Just as we hit December this year it is apparent that hackers have stepped up their game with a hit on two new sites over the space of weeks. Quora, the online Q&A site has had information on more than 100 million users stolen, while the Marriot group data breach saw over 500 million users affected.
The largest differentiating factor between the two data breaches is that in Quora’s case, the information is only personal and does not contain data on payments. Data stolen from Marriot on the other hand included payment card information.
Where Did Marriot Go Wrong?
Marriot Group received an intrusion alert to their system databases in the United States from a security tool on the 8th of September this year. Following an internal review, it was alarmingly discovered that unauthorized access to their network had occurred since 2014.

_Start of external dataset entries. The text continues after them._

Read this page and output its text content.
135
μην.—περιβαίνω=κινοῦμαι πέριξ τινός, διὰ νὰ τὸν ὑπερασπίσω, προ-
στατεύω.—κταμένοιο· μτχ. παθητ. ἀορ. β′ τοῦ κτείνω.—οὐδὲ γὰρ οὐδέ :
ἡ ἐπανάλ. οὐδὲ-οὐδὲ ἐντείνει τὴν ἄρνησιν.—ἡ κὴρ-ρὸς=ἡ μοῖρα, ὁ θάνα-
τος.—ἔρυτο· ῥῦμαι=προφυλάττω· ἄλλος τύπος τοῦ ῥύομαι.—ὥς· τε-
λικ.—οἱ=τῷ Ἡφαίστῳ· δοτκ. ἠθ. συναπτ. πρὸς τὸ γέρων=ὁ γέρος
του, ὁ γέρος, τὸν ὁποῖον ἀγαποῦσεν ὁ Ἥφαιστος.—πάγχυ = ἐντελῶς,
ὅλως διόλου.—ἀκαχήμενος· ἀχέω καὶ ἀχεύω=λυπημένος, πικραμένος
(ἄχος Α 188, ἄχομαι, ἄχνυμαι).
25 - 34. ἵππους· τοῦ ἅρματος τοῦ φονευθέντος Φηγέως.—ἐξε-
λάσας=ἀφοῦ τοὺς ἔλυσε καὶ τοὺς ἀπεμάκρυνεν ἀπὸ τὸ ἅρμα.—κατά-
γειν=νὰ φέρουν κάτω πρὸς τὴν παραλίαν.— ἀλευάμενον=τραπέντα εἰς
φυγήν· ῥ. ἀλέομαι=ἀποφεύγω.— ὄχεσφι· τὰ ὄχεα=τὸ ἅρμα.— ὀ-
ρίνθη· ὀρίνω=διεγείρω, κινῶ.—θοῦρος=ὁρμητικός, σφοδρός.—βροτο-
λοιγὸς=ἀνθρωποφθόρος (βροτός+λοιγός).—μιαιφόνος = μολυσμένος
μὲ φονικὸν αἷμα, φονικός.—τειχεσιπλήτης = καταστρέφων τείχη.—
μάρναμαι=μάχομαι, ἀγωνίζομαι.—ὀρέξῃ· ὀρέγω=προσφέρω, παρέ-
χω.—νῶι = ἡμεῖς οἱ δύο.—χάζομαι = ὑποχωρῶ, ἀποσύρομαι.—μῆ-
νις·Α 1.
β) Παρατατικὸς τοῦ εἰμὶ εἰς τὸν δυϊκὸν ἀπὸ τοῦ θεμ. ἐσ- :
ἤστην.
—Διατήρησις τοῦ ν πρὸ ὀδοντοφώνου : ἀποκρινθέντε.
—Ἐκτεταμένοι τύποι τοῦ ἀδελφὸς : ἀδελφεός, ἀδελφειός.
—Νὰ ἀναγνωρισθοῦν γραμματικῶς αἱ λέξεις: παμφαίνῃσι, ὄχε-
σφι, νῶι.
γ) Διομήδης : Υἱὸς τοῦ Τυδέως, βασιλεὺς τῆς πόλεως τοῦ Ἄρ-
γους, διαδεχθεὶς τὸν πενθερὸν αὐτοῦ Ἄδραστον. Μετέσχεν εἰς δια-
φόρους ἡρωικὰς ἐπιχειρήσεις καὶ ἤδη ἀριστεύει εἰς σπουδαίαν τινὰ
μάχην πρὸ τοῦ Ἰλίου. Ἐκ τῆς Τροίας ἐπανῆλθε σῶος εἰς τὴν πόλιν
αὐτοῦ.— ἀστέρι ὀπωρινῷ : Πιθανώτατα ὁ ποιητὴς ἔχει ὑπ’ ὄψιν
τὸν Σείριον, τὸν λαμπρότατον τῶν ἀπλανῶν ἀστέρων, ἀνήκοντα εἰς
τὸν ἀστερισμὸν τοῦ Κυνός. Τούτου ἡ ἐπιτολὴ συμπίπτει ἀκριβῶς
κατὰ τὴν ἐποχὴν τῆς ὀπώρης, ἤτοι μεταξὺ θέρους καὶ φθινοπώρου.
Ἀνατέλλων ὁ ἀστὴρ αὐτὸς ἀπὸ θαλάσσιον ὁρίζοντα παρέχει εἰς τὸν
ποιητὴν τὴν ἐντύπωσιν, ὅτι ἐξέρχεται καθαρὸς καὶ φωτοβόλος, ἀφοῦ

Although the group did not reveal how many times the guest database was hacked into over the past four years, it admitted that stolen information did include payment card information which was encrypted with AES-128.
Unfortunately, Marriot has not been able to determine if the attackers have stolen the necessary components needed to encrypt the payment card information. The group says that it is working with law enforcement and has reported the incident to regulatory authorities.
What’s next for Marriot?
According to cybersecurity giant Kaspersky Lab, the incident is notable on many levels including the reputation of the Marriot Group, the volume of data stolen and most importantly payment card information. Although payment card information was encrypted, apparently the attackers potentially stole the keys too!
“This data breach is now one of the most critical data-breaches in history. Not only is the amount of the information stolen terrifying, but the personal details that were exposed are essentially a database of very personal resumes of millions of people, in some cases accompanied by their credit card details,” said David Emm, Principal Security Researcher, Kaspersky Lab.
According to Emm, the nature of the stolen information opens the possibility of multiple threats, from spear-phishing attacks, to cyber espionage. Although the company was still trying to assess the true extent of the attack, it is apparent that security measures put in place were obviously insufficient.
“We also warn consumers to remain vigilant, as these types of breaches present scammers with an opportunity to use the opportunity to try and scam people by pretending to be from the Ex-Starwood hotels chain or Marriott Group. Our advice to people is to definitely change your passwords and use electronic cards, not physical ones, for online payments,” he added.